The senator used his position as chairman of the Senate appropriations committee that determines the State Department's budget to withhold the $368 million in the department's funds going toward four peacekeeping ventures, and rightfully so. Some of it would have gone to support an ill-planned effort in Sierra Leone, where the United States' own Rev. Jesse Jackson helped push through the Lome agreement last year. That pact put power in the hands of rebels who had been killing and maiming thousands of men, women and children and launched their leader from death row to the vice presidency.

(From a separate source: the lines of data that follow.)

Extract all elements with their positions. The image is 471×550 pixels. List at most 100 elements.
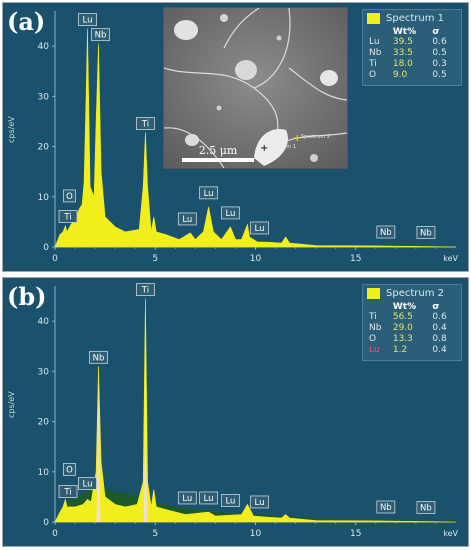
y-axis-label-a: cps/eV [7,116,16,143]
peak-label: Nb [380,503,392,513]
peak-label: O [66,465,73,475]
y-tick-label: 20 [38,143,50,153]
sigma-value: 0.4 [432,323,447,333]
y-tick-label: 10 [38,193,50,203]
peak-label: Nb [420,228,432,238]
element-name: Lu [369,345,380,355]
composition-legend-b: Spectrum 2 Wt% σ Ti 56.5 0.6 Nb 29.0 [362,284,462,361]
peak-label-box [199,186,218,200]
peak-label: Lu [204,189,214,199]
y-axis-label-b: cps/eV [7,391,16,418]
peak-label-box [250,495,269,509]
peak-label: Nb [380,228,392,238]
peak-label: Nb [420,503,432,513]
sigma-value: 0.6 [432,312,447,322]
legend-swatch-a [367,13,380,24]
peak-label-box [416,501,436,514]
y-tick-label: 0 [43,518,49,528]
y-tick-label: 30 [38,92,50,102]
peak-label-box [376,500,396,514]
table-row: Lu 1.2 0.4 [367,345,457,356]
spectrum-series [54,28,457,248]
x-tick-label: 15 [350,529,361,539]
peak-label: Nb [95,31,107,41]
scale-bar: 2.5 μm [182,144,254,162]
peak-label-box [63,189,76,203]
peak-label: Lu [82,16,92,26]
sigma-value: 0.6 [432,37,447,47]
legend-swatch-b [367,288,380,299]
panel-label-a: (a) [7,7,46,36]
table-row: Nb 29.0 0.4 [367,323,457,334]
peak-label: Lu [225,496,235,506]
spectrum-peak-overlay [96,366,101,522]
x-tick-label: 10 [250,529,262,539]
spectrum-peak-overlay [143,298,148,522]
peak-label: Ti [141,120,149,130]
element-name: Nb [369,48,382,58]
peak-label: Ti [141,286,149,296]
wt-value: 9.0 [392,70,408,80]
peak-label: Ti [63,487,71,497]
wt-value: 33.5 [392,48,413,58]
peak-label-box [221,494,240,507]
peak-label: Lu [225,209,235,219]
x-tick-label: 10 [250,254,262,264]
sigma-header-b: σ [432,302,440,312]
panel-label-b: (b) [7,282,47,311]
peak-label-box [177,491,197,505]
legend-title-b: Spectrum 2 [386,288,444,299]
wt-value: 13.3 [392,334,413,344]
sigma-value: 0.5 [432,48,447,58]
x-tick-label: 0 [52,254,58,264]
peak-label: Nb [93,353,105,363]
wt-value: 39.5 [392,37,413,47]
peak-label-box [58,485,78,498]
x-axis-label: keV [443,254,458,263]
peak-label: Lu [204,494,214,504]
wt-header-b: Wt% [392,302,417,312]
peak-label-box [250,221,269,235]
wt-header-a: Wt% [392,27,417,37]
peak-label-box [177,212,197,226]
sigma-header-a: σ [432,27,440,37]
x-tick-label: 0 [52,529,58,539]
element-name: Nb [369,323,382,333]
scale-bar-line [182,158,254,162]
wt-value: 56.5 [392,312,413,322]
peak-label: O [66,192,73,202]
sigma-value: 0.4 [432,345,447,355]
y-tick-label: 40 [38,317,50,327]
y-tick-label: 0 [43,243,49,253]
x-axis-label: keV [443,529,458,538]
element-name: Ti [369,59,377,69]
x-tick-label: 15 [350,254,361,264]
peak-label-box [136,283,155,296]
spectrum-panel-b: 0 10 20 30 40 0 5 10 15 keV Ti Nb O Ti Lu Lu Lu Lu Lu Nb Nb … [2,277,469,547]
element-name: Ti [369,312,377,322]
sigma-value: 0.3 [432,59,447,69]
spectrum-1-marker-label: Spectrum 1 [267,144,296,150]
peak-label-box [78,477,97,490]
sigma-value: 0.5 [432,70,447,80]
peak-label-box [199,491,218,505]
y-tick-label: 40 [38,42,50,52]
table-row: O 9.0 0.5 [367,70,457,81]
composition-table-b: Wt% σ Ti 56.5 0.6 Nb 29.0 0.4 O 13.3 [367,302,457,356]
peak-label: Lu [255,224,265,234]
peak-label: Lu [255,498,265,508]
y-tick-label: 30 [38,367,50,377]
peak-label-box [221,206,240,220]
peak-label-box [136,117,155,130]
peak-label-box [78,13,97,26]
y-tick-label: 10 [38,468,50,478]
x-tick-label: 5 [152,254,158,264]
peak-label: Ti [63,212,71,222]
element-name: Lu [369,37,380,47]
peak-label-box [376,225,396,239]
peak-label-box [63,463,76,476]
spectrum-2-marker-label: Spectrum 2 [301,134,330,140]
spectrum-series [54,298,457,523]
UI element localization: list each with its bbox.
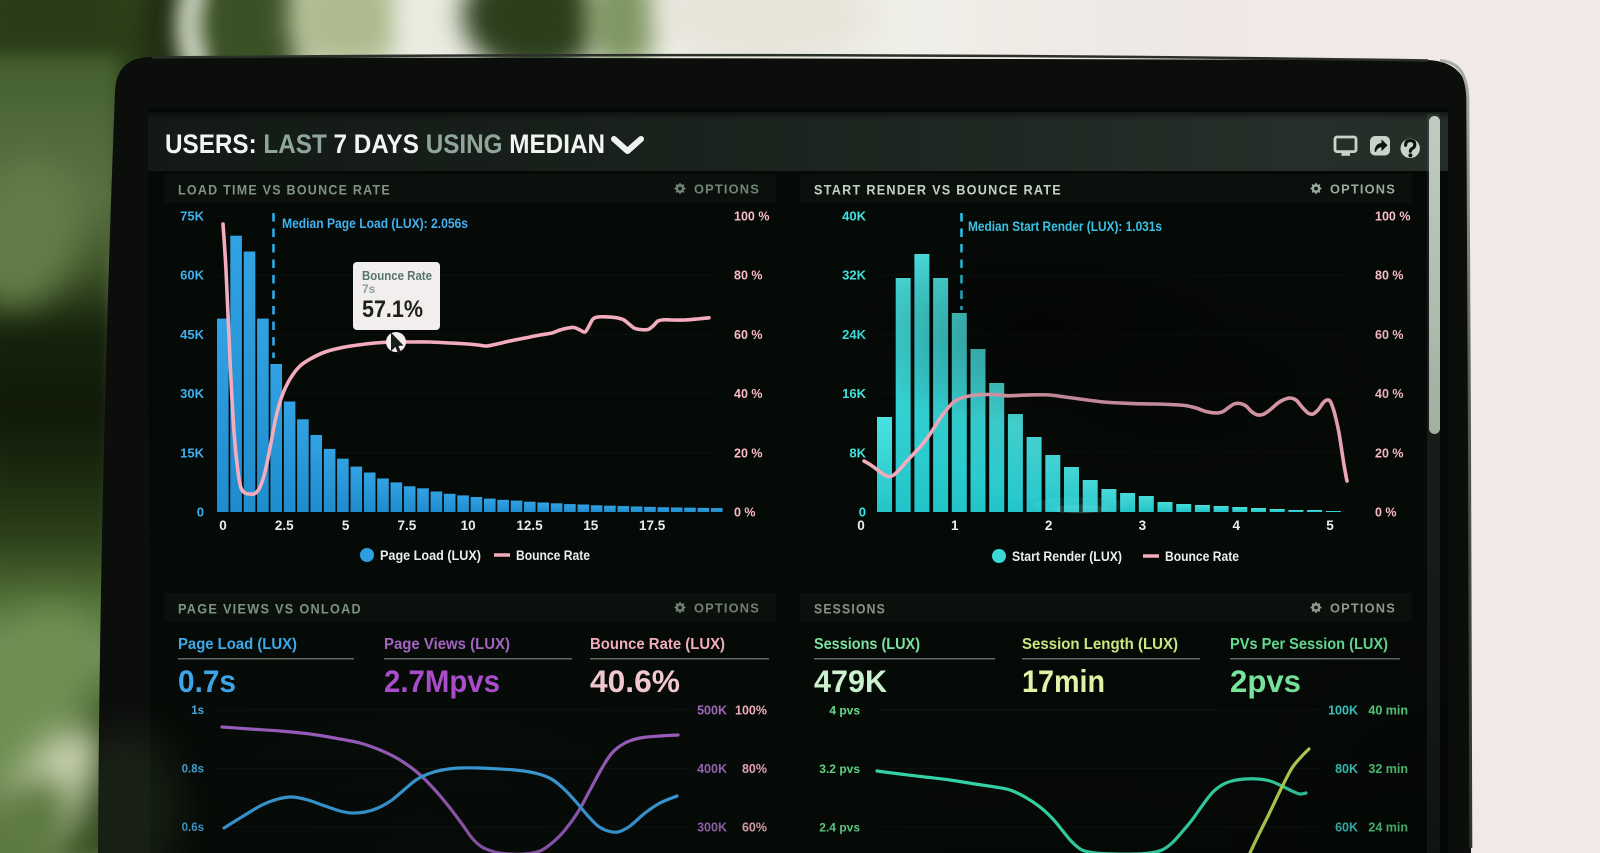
svg-text:Bounce Rate: Bounce Rate	[516, 548, 590, 563]
svg-text:60 %: 60 %	[734, 328, 763, 342]
svg-text:Page Load (LUX): Page Load (LUX)	[380, 548, 481, 563]
svg-text:75K: 75K	[180, 209, 204, 224]
svg-text:16K: 16K	[842, 386, 866, 401]
svg-text:15K: 15K	[180, 445, 204, 460]
svg-text:57.1%: 57.1%	[362, 296, 423, 323]
svg-text:Median Start Render (LUX): 1.0: Median Start Render (LUX): 1.031s	[968, 219, 1162, 234]
svg-text:40 %: 40 %	[1375, 387, 1404, 401]
svg-text:40.6%: 40.6%	[590, 663, 680, 699]
svg-text:Session Length (LUX): Session Length (LUX)	[1022, 636, 1178, 653]
svg-text:60K: 60K	[180, 268, 204, 283]
svg-text:4: 4	[1232, 518, 1240, 533]
svg-text:24K: 24K	[842, 327, 866, 342]
svg-text:100 %: 100 %	[734, 210, 769, 224]
svg-text:Bounce Rate: Bounce Rate	[362, 268, 432, 283]
svg-text:80 %: 80 %	[734, 269, 763, 283]
svg-text:OPTIONS: OPTIONS	[1330, 601, 1396, 616]
svg-text:32 min: 32 min	[1368, 762, 1408, 776]
svg-text:2.4 pvs: 2.4 pvs	[819, 821, 860, 835]
svg-text:60K: 60K	[1335, 821, 1358, 835]
svg-text:40K: 40K	[842, 209, 866, 224]
svg-text:30K: 30K	[180, 386, 204, 401]
svg-text:7s: 7s	[362, 282, 376, 296]
svg-text:Sessions (LUX): Sessions (LUX)	[814, 636, 920, 653]
svg-text:5: 5	[1326, 518, 1334, 533]
svg-text:300K: 300K	[697, 821, 727, 835]
svg-text:4 pvs: 4 pvs	[829, 704, 860, 718]
svg-text:OPTIONS: OPTIONS	[694, 601, 760, 616]
svg-text:24 min: 24 min	[1368, 821, 1408, 835]
svg-text:17.5: 17.5	[639, 518, 666, 533]
svg-text:400K: 400K	[697, 762, 727, 776]
svg-text:10: 10	[461, 518, 476, 533]
svg-text:45K: 45K	[180, 327, 204, 342]
svg-text:3: 3	[1139, 518, 1147, 533]
svg-text:80 %: 80 %	[1375, 269, 1404, 283]
svg-text:3.2 pvs: 3.2 pvs	[819, 762, 860, 776]
svg-text:OPTIONS: OPTIONS	[1330, 182, 1396, 197]
svg-text:479K: 479K	[814, 663, 887, 699]
svg-text:7.5: 7.5	[398, 518, 417, 533]
svg-text:2.7Mpvs: 2.7Mpvs	[384, 663, 500, 699]
svg-text:0.7s: 0.7s	[178, 663, 236, 699]
svg-text:0 %: 0 %	[734, 506, 756, 520]
svg-text:60 %: 60 %	[1375, 328, 1404, 342]
svg-text:32K: 32K	[842, 268, 866, 283]
svg-text:500K: 500K	[697, 704, 727, 718]
svg-text:PAGE VIEWS VS ONLOAD: PAGE VIEWS VS ONLOAD	[178, 601, 362, 617]
svg-text:100%: 100%	[735, 704, 767, 718]
svg-text:Median Page Load (LUX): 2.056s: Median Page Load (LUX): 2.056s	[282, 216, 468, 231]
svg-text:2.5: 2.5	[275, 518, 294, 533]
svg-text:2pvs: 2pvs	[1230, 663, 1301, 699]
svg-text:5: 5	[342, 518, 350, 533]
svg-text:12.5: 12.5	[516, 518, 543, 533]
svg-text:2: 2	[1045, 518, 1053, 533]
svg-text:Bounce Rate (LUX): Bounce Rate (LUX)	[590, 636, 725, 653]
svg-text:60%: 60%	[742, 821, 767, 835]
svg-text:0 %: 0 %	[1375, 506, 1397, 520]
svg-text:8K: 8K	[849, 445, 866, 460]
svg-text:0: 0	[219, 518, 227, 533]
svg-text:START RENDER VS BOUNCE RATE: START RENDER VS BOUNCE RATE	[814, 182, 1062, 198]
svg-text:15: 15	[583, 518, 599, 533]
svg-text:LOAD TIME VS BOUNCE RATE: LOAD TIME VS BOUNCE RATE	[178, 182, 391, 198]
svg-text:0: 0	[857, 518, 865, 533]
svg-text:1s: 1s	[191, 705, 204, 717]
svg-text:Page Views (LUX): Page Views (LUX)	[384, 636, 510, 653]
svg-text:40 %: 40 %	[734, 387, 763, 401]
svg-text:20 %: 20 %	[734, 446, 763, 460]
svg-text:Page Load (LUX): Page Load (LUX)	[178, 636, 297, 653]
svg-text:OPTIONS: OPTIONS	[694, 182, 760, 197]
svg-text:PVs Per Session (LUX): PVs Per Session (LUX)	[1230, 636, 1388, 653]
svg-text:Bounce Rate: Bounce Rate	[1165, 549, 1239, 564]
svg-text:80K: 80K	[1335, 762, 1358, 776]
svg-text:Start Render (LUX): Start Render (LUX)	[1012, 549, 1122, 564]
svg-text:0: 0	[197, 505, 204, 520]
svg-text:20 %: 20 %	[1375, 446, 1404, 460]
svg-text:80%: 80%	[742, 762, 767, 776]
svg-text:SESSIONS: SESSIONS	[814, 601, 886, 617]
svg-text:0.8s: 0.8s	[182, 764, 204, 776]
svg-text:17min: 17min	[1022, 663, 1105, 699]
svg-text:100K: 100K	[1328, 704, 1358, 718]
svg-text:1: 1	[951, 518, 959, 533]
svg-text:40 min: 40 min	[1368, 704, 1408, 718]
svg-text:100 %: 100 %	[1375, 210, 1410, 224]
svg-text:0.6s: 0.6s	[182, 822, 204, 834]
svg-text:USERS: LAST 7 DAYS USING MEDIA: USERS: LAST 7 DAYS USING MEDIAN	[165, 129, 605, 159]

Some would have also gone to help a mission in East Timor, where the United Nations organized a referendum for independence but then failed to protect it from the backlash taken by the militia in reaction to the vote. Other funds were destined for Kosovo, where rebels the United Nations peacekeeping mission adopted and funded have turned to killing, illegal policing and torture. Another intended recipient was the Congo, a nation where the rebels who signed a peace accord last summer have no intention of putting down their guns.
Sen. Gregg has now released $50 million for Sierra Leone, but only after U.S. Ambassador to the United Nations Richard Holbrooke wrote him a letter saying the administration would address his grave concerns with the West African country.
"I didn't see why tax dollars should be spent on a policy which I found to be supporting people who were raping murdering and torturing their countrymen and also a U.N. mission was totally ineffective," Sen. Gregg said in an interview. But he saw Mr. Holbrooke's new plan as promising, if the administration can follow through on it. According to the plan, rebel leader Foday Sankoh would have no political future and be recognized as a war criminal; the United Nations would make a goal of cutting off the rebels' power source, the diamond mines; and the United States would have to figure out how to deal with Mr. Sankoh's comrade in arms and diamond trade, Liberian President Charles Taylor.
Until now, the administration's policy on peacekeeping has been to throw money and troops at the conflict and try to clean the resulting chaos up later. If the administration gives half the thought to its future missions as Sen. Gregg did to Sierra Leone, the United States could avoid repeating peacekeeping follies.